Woman eating cereals.

Resveralife Eat Well: Eat Your Way to Great Skin

The link between diet and health is inextricable. The foods that you choose when you’re at the market affect every aspect of your body from your general health to your toenails. A nutritious, well-balanced diet provides your body with everything it needs to run at peak efficiency. The old adage “you are what you eat” is certainly true when it comes to diet and your skin. Once you decide to eat your way to better skin (and overall health) it can be a bit daunting and overwhelming to start writing up grocery lists and planning your meals. Which foods are most beneficial to your skin? Resveralife researched this question and we’ve rounded up the five best, and most delicious, foods to eat your way to better skin.

Dark chocolate

Chocolate
We figured we’d start with something that you will be delighted to add to your next shopping list. Chocolate can help give you glowing skin, but only if you are consuming dark chocolate. Milk chocolate does not have nearly the same amount of cacao that dark chocolate does. The famous skin expert, Dr. Nicholas Perricone, notes some of the benefits of dark chocolate saying, “…dark chocolate contains high levels of flavonols, a potent type of antioxidant.” Cocoa also helps hydrate your skin, making it more supple. Look for chocolate that is 70% dark chocolate or higher to reap the benefits while satisfying your sweet tooth.

Walnuts

Walnuts
Walnuts, another tasty treat, have several components that make them a great choice when you want to eat your way to better skin. Walnuts are the only type of nut that contain a high level of omega-3 fatty acids. While omega-3 fatty acids benefit everyone, they are especially beneficial to those who follow a vegetarian diet that do not enjoy fish. In addition the the omega-3s that walnuts provide, they are also high in copper. Copper is a mineral that boosts collagen production, leaving your skin firmer and smoother.

Oatmeal dish

Oatmeal
A great way to start your day, oatmeal (particularly steel cut oats or whole grain oatmeal) is a complex carbohydrate that fills you up. Choosing a sugary cereal spikes your insulin levels and that can be bad news for your face. When insulin spikes it increases production of hormones known as androgens, which in turn increase oil production and the end result is more zits and pimples on your face. Oatmeal has skin healing properties and takes longer to break down in your body, which means that it keeps your blood sugar at a steady level.

Kale on a table.

Kale
Okay, this one can be more of an acquired taste, but figuring out ways to fix it that you enjoy will significantly help your skin. A one cup serving of kale provides you with 134% of vitamin C and 133% of vitamin A. Additionally, kale contains lutein and zeaxanthin. These nutrients neutralize and absorb free-radicals that are caused by ultraviolet radiation, including those UV rays that may get past your sunscreen. There are tons of ways to eat kale, so there’s bound to be something you love whether it’s a green smoothie, a chopped salad or a snack like kale chips.

Green tea.

Green Tea
We wanted to include a healthy drinking option on the list, because sometimes you want something other than water. Green tea is incredibly high in antioxidants and one in particular, EGCG, that helps reduce redness. In addition, the antioxidants in green tea increase oxygen flow to your skin and boost your circulation. Studies have also shown that green tea fights inflammation in the body. Enjoy at least one cup of green tea daily to get the skin rewards this powerful drink offers.

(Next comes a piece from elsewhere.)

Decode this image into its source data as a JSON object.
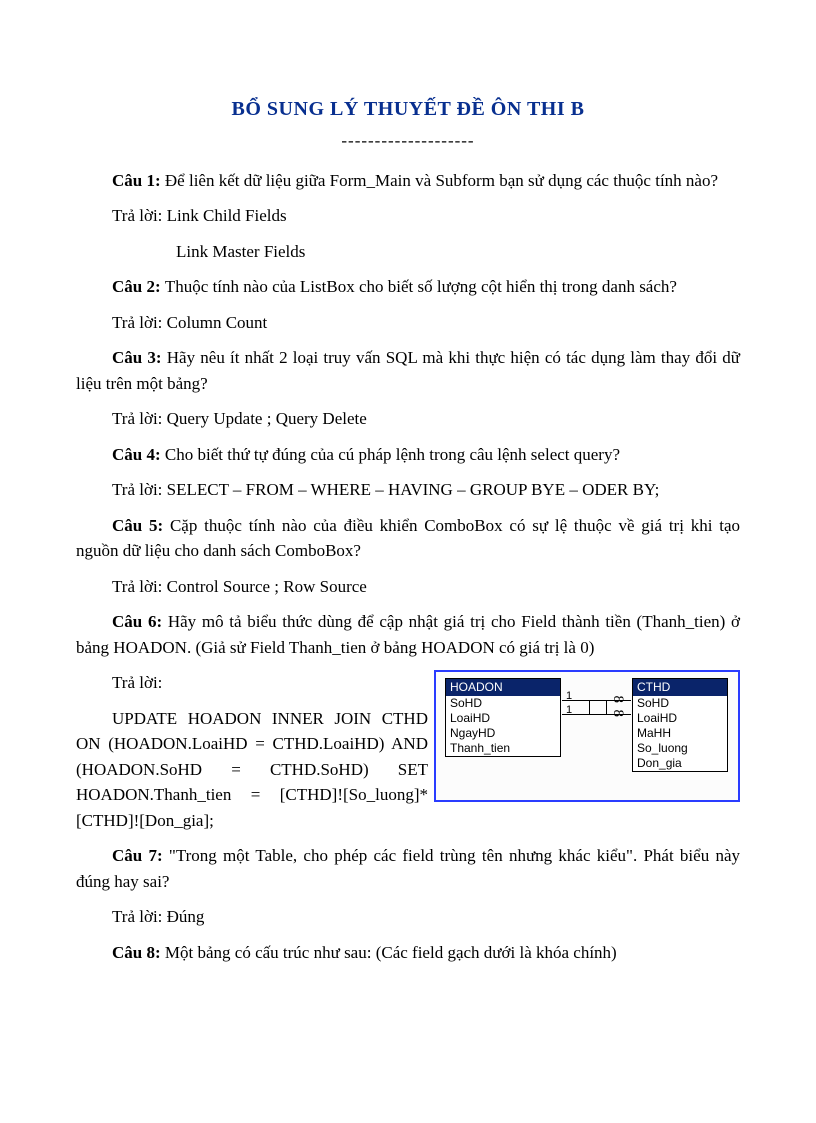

It really is possible to eat your way to better skin, and not all of the foods that benefit your body are bland and boring. Strive for five servings of fruits and vegetables each day and limit the amount of refined sugar you eat. Always pick whole grains, complex carbohydrates, over simple carbohydrates that are overly processed. Combined with exercise and great skin care, your healthy skin diet will leave you looking and feeling your best.